Hundreds of students walked out of classes Feb. 23 and marched to the state Capitol to protest the board's decision to ban all such clubs rather than allow a support group for gay and lesbian students. Federal law prohibits districts from banning some clubs while allowing others based on their political, religious, or other such character.

Meanwhile, the state legislature last week passed a measure prohibiting school personnel from engaging in or condoning "illegal conduct," which some gay-rights supporters attacked as a direct assault on the rights of homosexuals.

During the protest march on Feb. 23, one student was seriously injured when another demonstrator accidentally ran her over with a car.

"The courage of the young people has given others a lot of courage to do things themselves," said Charlene Orchard, the founder of the Utah Human Rights Coalition. The coalition helped organize a press conference Feb. 27 to announce the formation of the Gay, Lesbian, and Straight Teachers Alliance.

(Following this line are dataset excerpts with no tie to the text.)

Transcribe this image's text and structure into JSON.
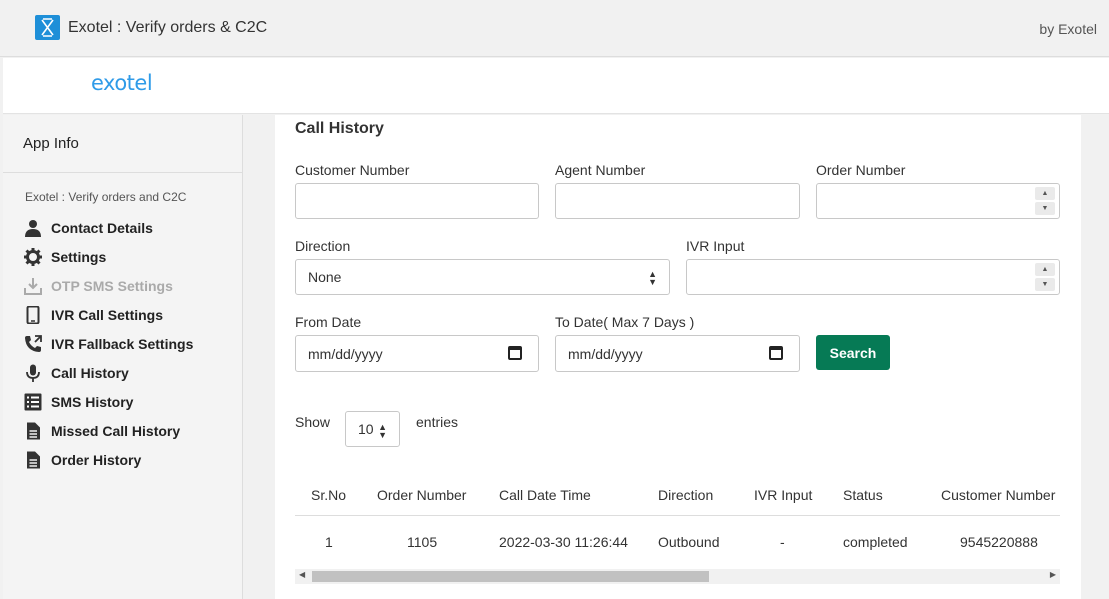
{
  "app": {
    "title": "Exotel : Verify orders & C2C",
    "by": "by Exotel",
    "brand": "exotel"
  },
  "sidebar": {
    "app_info": "App Info",
    "caption": "Exotel : Verify orders and C2C",
    "items": [
      {
        "label": "Contact Details",
        "icon": "user-icon",
        "disabled": false
      },
      {
        "label": "Settings",
        "icon": "gear-icon",
        "disabled": false
      },
      {
        "label": "OTP SMS Settings",
        "icon": "download-icon",
        "disabled": true
      },
      {
        "label": "IVR Call Settings",
        "icon": "mobile-icon",
        "disabled": false
      },
      {
        "label": "IVR Fallback Settings",
        "icon": "phone-forward-icon",
        "disabled": false
      },
      {
        "label": "Call History",
        "icon": "microphone-icon",
        "disabled": false
      },
      {
        "label": "SMS History",
        "icon": "list-icon",
        "disabled": false
      },
      {
        "label": "Missed Call History",
        "icon": "document-icon",
        "disabled": false
      },
      {
        "label": "Order History",
        "icon": "document-icon",
        "disabled": false
      }
    ]
  },
  "main": {
    "title": "Call History",
    "filters": {
      "customer_number_label": "Customer Number",
      "agent_number_label": "Agent Number",
      "order_number_label": "Order Number",
      "direction_label": "Direction",
      "direction_value": "None",
      "ivr_input_label": "IVR Input",
      "from_date_label": "From Date",
      "from_date_placeholder": "mm/dd/yyyy",
      "to_date_label": "To Date( Max 7 Days )",
      "to_date_placeholder": "mm/dd/yyyy",
      "search_label": "Search"
    },
    "entries": {
      "show_label": "Show",
      "value": "10",
      "entries_label": "entries"
    },
    "table": {
      "headers": [
        "Sr.No",
        "Order Number",
        "Call Date Time",
        "Direction",
        "IVR Input",
        "Status",
        "Customer Number"
      ],
      "rows": [
        [
          "1",
          "1105",
          "2022-03-30 11:26:44",
          "Outbound",
          "-",
          "completed",
          "9545220888"
        ]
      ]
    }
  },
  "colors": {
    "accent": "#067a55",
    "brand": "#2f9be8"
  }
}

Though not a member of the alliance, one public school teacher used the press conference to announce that he is a homosexual. Clayton Vetter said that by making such a statement he risked losing his job as an English teacher at Skyline High School in the Granite school district in Salt Lake County.

"I felt that with all of the things I try to instill in my students as far as believing in themselves and in trying to take a stand, I'd be hypocritical if I didn't," Mr. Vetter said in an interview last week.

A Lawsuit Threat

Inside the Statehouse, lawmakers wrapped up their legislative session by passing a bill introduced by Sen. Craig Taylor, a Republican, that would restrict employees at public schools from acting "to encourage, condone, or support engaging in illegal conduct."

The bill, which passed 18-8 in the Senate and 49-18 in the House, would apply this restriction to private conduct as well if "that action results in a material or substantial interference or disruption in the normal activities of the school."

House Speaker Melvin R. Brown, a Republican and former teacher, supported the bill. "When a teacher, like a legislator, becomes a public figure, then I believe they have a responsibility to respect the value system of the community that hires them," he said in an interview.

Ms. Orchard and other gay-rights supporters said the bill, if signed into law, could be used to fire a teacher such as Mr. Vetter who openly admitted being gay.

"It doesn't say the word 'gay,' but since sodomy is against the law in Utah, it is a club they can use to fire us at any point," said Doug Wortham, the chairman of the new alliance. Mr. Wortham teaches French at Rowland Hall-St. Mark's, a private high school in Salt Lake City.

Rep. Christine R. Fox, a Republican who voted for the bill, defended the measure.

"No one wants to say we're going to regulate the private lives of teachers," she said, "but I think it is appropriate if their actions impact on what's going on in the classroom."

Gov. Michael O. Leavitt, also a Republican, was out of the state late last week and it was unclear whether he would sign the bill.

Ms. Orchard said gay-rights activists would challenge any attempt to enforce the measure if it becomes law.

A related bill failed to reach a House vote by the time lawmakers adjourned last week. Also introduced by Sen. Taylor, it would have required students to obtain permission from their parents before participating in school organizations.

Critics said the intent was to allow schools to thwart creation of support groups for gay and lesbian students without violating the federal Equal Access Act. (See story, page 1.)

'An Excellent Teacher'

School administrators in the 75,000-student Granite district, where Mr. Vetter works, said they had no plans to take action.

"At this point in time it has no bearing on his classroom teaching," said Louie Long, the principal at Skyline High. "He's been at the district 12 years and has been an excellent teacher and debate coach."

No other public school teachers were willing to declare their homosexuality at last week's press conference, said Mr. Wortham, who refused to say how many members the group had.

Most of its members, he said, "weren't ready for the trauma of going back to a school where they didn't have the support."